Per contenere l’influenza sovietica, Truman organizzò il ponte aereo verso Berlino, costituì l’Alleanza atlantica (NATO) e dichiarò guerra alla Corea. Inoltre estese il modello dello Stato sommerso americano ai Paesi alleati, attraverso la creazione delle reti stay-behind e la loro integrazione nella CIA (1)
L’Apparato riteneva che il migliore successore di Truman fosse Dweight Eisenhower, comandante supremo delle forze alleate in Europa durante la Seconda Guerra mondiale, poi comandante della NATO. Era l’uomo adatto a condurre la guerra di Corea fino alla vittoria. L’opinione pubblica lo adorava e lo considerava un eroe, nonostante non avesse mai combattuto personalmente e non si fosse mai avvicinato al fronte.

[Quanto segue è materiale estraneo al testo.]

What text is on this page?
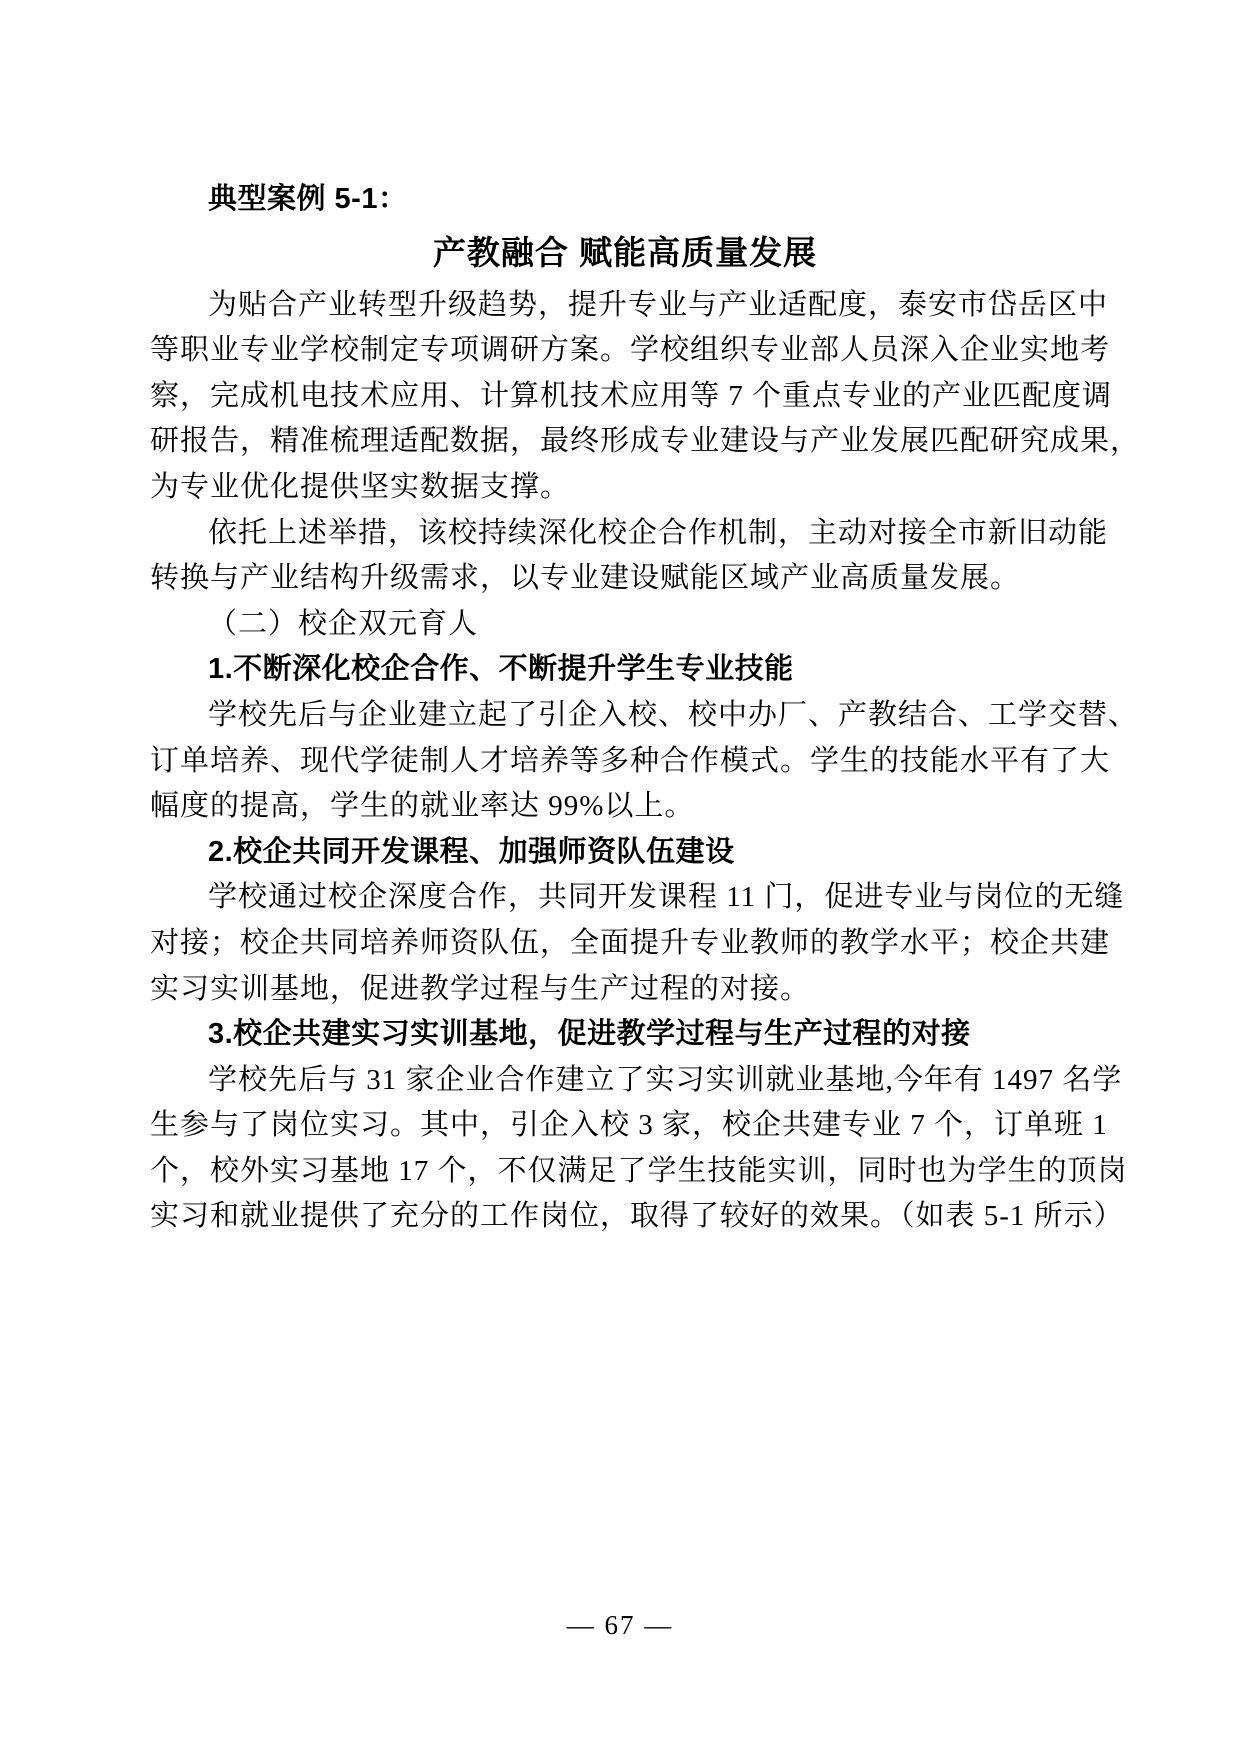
典型案例 5-1：
产教融合 赋能高质量发展
为贴合产业转型升级趋势，提升专业与产业适配度，泰安市岱岳区中
等职业专业学校制定专项调研方案。学校组织专业部人员深入企业实地考
察，完成机电技术应用、计算机技术应用等 7 个重点专业的产业匹配度调
研报告，精准梳理适配数据，最终形成专业建设与产业发展匹配研究成果，
为专业优化提供坚实数据支撑。
依托上述举措，该校持续深化校企合作机制，主动对接全市新旧动能
转换与产业结构升级需求，以专业建设赋能区域产业高质量发展。
（二）校企双元育人
1.不断深化校企合作、不断提升学生专业技能
学校先后与企业建立起了引企入校、校中办厂、产教结合、工学交替、
订单培养、现代学徒制人才培养等多种合作模式。学生的技能水平有了大
幅度的提高，学生的就业率达 99%以上。
2.校企共同开发课程、加强师资队伍建设
学校通过校企深度合作，共同开发课程 11 门，促进专业与岗位的无缝
对接；校企共同培养师资队伍，全面提升专业教师的教学水平；校企共建
实习实训基地，促进教学过程与生产过程的对接。
3.校企共建实习实训基地，促进教学过程与生产过程的对接
学校先后与 31 家企业合作建立了实习实训就业基地,今年有 1497 名学
生参与了岗位实习。其中，引企入校 3 家，校企共建专业 7 个，订单班 1
个，校外实习基地 17 个，不仅满足了学生技能实训，同时也为学生的顶岗
实习和就业提供了充分的工作岗位，取得了较好的效果。（如表 5-1 所示）
— 67 —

Eisenhower non era politico e non aveva un’appartenenza precisa, per cui ogni partito cercò di accaparrarselo. Truman fece invano pressione su di lui per conto dei democratici. Alla fine Eisenhower accettò l’investitura repubblicana.
L’accordo che concluse con il partito repubblicano gli lasciava mano libera di condurre una politica estera in chiave antisovietica e per porre vittoriosamente fine alla guerra di Corea. In cambio Eisenhower si impegnava a portare avanti una politica interna ed economica conservatrice. Scelse come compagno di lista il senatore Richard Nixon (la cui figlia avrebbe di lì a poco sposato il proprio nipote), personaggio che si era distinto nel dare impulso alla caccia alle streghe comuniste.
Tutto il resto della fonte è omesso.